The rains the last weeks has lowered test weights in our small grains.  Have you ever wondered why test weights lower as the rains come?  My neighboring county agent called and asked if I knew the reason for that and although I thought I knew the answer I thought I had better do a little research and found what I knew but am more comfortable talking about the issue.

The most desirable time to harvest HRSW is in the 13-15 percent moisture range; however most of us would like to harvest in dry conditions (meaning 13.5 moisture in HRSW).  There has been talk about why test weight drops after a rain in spring wheat.  Not knowing the answer I went searching and found this:

Rain Damage Reduces Grain Quality

Grain that is re-wet by rainfall after it is dried down at harvest suffers quality loss through either lowered test weight or sprouting. The damage can occur in both swathed and standing grain.

Test weight loss on grain that has had rain after it has matured is usually 2 to 3 pounds per bushel but can be worse as grain wets and dries several times. This occurs because grain swells as it absorbs water, then fails to re-dry to it's original size.

Apparently, inside the kernel, it's like getting your roof layers wet and then they kind of peel and stick up and don't come back together. The berries stay puffed up or enlarged and have a slightly irregular shape so going back to the density of the kernal, you have the same weight but it is taking up more space. Once that kernel size and density is set, no yield loss in terms of total pounds takes place. It is strictly that it will take more bushels at less pounds per bushel.
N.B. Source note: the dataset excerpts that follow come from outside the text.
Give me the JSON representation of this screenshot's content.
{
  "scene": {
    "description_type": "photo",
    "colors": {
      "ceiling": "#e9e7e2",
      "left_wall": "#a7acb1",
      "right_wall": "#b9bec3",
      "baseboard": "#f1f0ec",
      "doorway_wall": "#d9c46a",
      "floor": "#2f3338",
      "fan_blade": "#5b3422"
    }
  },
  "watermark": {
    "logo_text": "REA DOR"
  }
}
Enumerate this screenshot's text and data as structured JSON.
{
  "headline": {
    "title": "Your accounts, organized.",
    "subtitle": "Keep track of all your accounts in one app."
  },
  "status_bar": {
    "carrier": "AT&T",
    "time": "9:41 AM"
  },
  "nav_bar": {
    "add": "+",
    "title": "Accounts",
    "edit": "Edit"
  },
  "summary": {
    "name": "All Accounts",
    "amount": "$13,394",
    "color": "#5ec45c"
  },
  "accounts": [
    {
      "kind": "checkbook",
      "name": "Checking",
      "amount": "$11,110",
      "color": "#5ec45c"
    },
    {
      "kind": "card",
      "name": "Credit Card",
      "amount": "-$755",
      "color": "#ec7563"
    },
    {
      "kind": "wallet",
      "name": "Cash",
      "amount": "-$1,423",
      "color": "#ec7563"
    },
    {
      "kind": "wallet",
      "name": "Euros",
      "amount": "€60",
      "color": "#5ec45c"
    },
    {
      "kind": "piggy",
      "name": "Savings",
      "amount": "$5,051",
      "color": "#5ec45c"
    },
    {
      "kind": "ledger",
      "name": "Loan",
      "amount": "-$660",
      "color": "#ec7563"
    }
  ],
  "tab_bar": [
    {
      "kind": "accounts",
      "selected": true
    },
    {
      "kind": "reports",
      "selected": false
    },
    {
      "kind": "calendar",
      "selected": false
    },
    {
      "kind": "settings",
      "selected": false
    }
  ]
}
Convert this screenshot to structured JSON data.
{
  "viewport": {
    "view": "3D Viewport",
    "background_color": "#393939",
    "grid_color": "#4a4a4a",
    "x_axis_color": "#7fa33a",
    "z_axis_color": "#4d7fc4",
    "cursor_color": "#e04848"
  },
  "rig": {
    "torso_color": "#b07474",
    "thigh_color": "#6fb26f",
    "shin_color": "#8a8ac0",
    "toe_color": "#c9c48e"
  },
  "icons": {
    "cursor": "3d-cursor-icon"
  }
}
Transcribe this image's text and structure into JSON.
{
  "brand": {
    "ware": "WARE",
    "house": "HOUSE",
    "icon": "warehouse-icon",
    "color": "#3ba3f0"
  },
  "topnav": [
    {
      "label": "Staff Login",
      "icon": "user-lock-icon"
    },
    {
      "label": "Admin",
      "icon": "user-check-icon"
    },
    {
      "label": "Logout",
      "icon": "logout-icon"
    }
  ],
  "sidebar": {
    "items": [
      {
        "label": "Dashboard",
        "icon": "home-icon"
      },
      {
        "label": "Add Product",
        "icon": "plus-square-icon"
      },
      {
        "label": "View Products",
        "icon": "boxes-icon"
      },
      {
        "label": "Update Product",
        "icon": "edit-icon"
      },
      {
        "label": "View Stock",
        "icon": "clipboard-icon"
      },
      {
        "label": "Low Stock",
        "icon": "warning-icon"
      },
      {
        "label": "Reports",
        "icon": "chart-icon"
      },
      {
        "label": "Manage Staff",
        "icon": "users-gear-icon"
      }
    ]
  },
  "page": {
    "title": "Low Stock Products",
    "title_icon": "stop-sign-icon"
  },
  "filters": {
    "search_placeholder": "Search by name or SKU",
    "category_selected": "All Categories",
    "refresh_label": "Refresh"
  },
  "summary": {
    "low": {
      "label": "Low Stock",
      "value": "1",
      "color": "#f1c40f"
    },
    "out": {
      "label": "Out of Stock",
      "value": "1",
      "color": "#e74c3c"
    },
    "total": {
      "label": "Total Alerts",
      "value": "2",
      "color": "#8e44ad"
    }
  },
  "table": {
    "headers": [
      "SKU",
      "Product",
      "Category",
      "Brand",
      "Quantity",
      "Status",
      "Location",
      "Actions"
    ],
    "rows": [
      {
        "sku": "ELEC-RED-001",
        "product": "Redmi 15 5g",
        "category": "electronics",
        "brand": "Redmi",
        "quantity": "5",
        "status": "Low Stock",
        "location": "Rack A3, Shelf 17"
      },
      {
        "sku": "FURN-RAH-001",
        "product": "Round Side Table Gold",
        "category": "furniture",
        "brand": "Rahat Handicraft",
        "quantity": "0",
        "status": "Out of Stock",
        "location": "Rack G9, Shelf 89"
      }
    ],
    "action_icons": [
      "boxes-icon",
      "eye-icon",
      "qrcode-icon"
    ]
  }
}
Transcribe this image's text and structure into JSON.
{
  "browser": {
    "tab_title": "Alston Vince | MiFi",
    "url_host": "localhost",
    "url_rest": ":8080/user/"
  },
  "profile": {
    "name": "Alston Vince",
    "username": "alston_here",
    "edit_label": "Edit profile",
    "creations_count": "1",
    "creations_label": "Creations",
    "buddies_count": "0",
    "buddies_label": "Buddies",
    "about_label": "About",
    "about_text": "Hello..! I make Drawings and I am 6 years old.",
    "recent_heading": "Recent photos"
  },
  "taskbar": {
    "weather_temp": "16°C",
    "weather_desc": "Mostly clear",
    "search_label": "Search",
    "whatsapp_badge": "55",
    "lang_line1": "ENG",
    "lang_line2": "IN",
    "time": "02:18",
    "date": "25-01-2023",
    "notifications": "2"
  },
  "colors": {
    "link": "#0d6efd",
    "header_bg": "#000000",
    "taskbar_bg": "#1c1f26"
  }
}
Kansas state University has data showing that in some cases, the test weights at maturity were fine, but rains at harvest time lowered the test weights by 2-3 points or more almost overnight. In this case, the reason for the low test weight is that the rain causes the wheat kernels to swell something like puffed wheat cereal. Test weight is a measure of how much grain weight can be placed in a given volume. Prior to the rain, the wheat kernels could be packed well into a bushel. When it rains, kernels swell and upon drying, the kernels do not shrink back to their original volume, shape, and smoothness. This results in more space between kernels, and they will not pack into a bushel as well as they did before the rain. The result is a lower test weight. But this does not reduce the total number of pounds of grain produced per acre. There is no real grain yield loss. The number of bushels per acre will be increased but the weight per bushel will be reduced.

USDA research at Mandan shows that a standing grain crop that will yield 50 bushels per acre will saturate with the equivalent of .04 inch of rain on one acre. Assuming that only 25 percent of the rain that falls hits and is absorbed by the standing grain, the rain required to saturate the crop increases to .16 inch.

More rain is required to re-wet swathed grain. Windrowing concentrates plant tissue and exposes bare ground. The rain required to re-wet swathed grain varies with the size of the windrow, but the dominating factors are grain yield and the width of the swath cut. For example, a 45 bushel crop in a yard-wide windrow cut with a 24 foot header will require about .35 inches of rain to re-wet.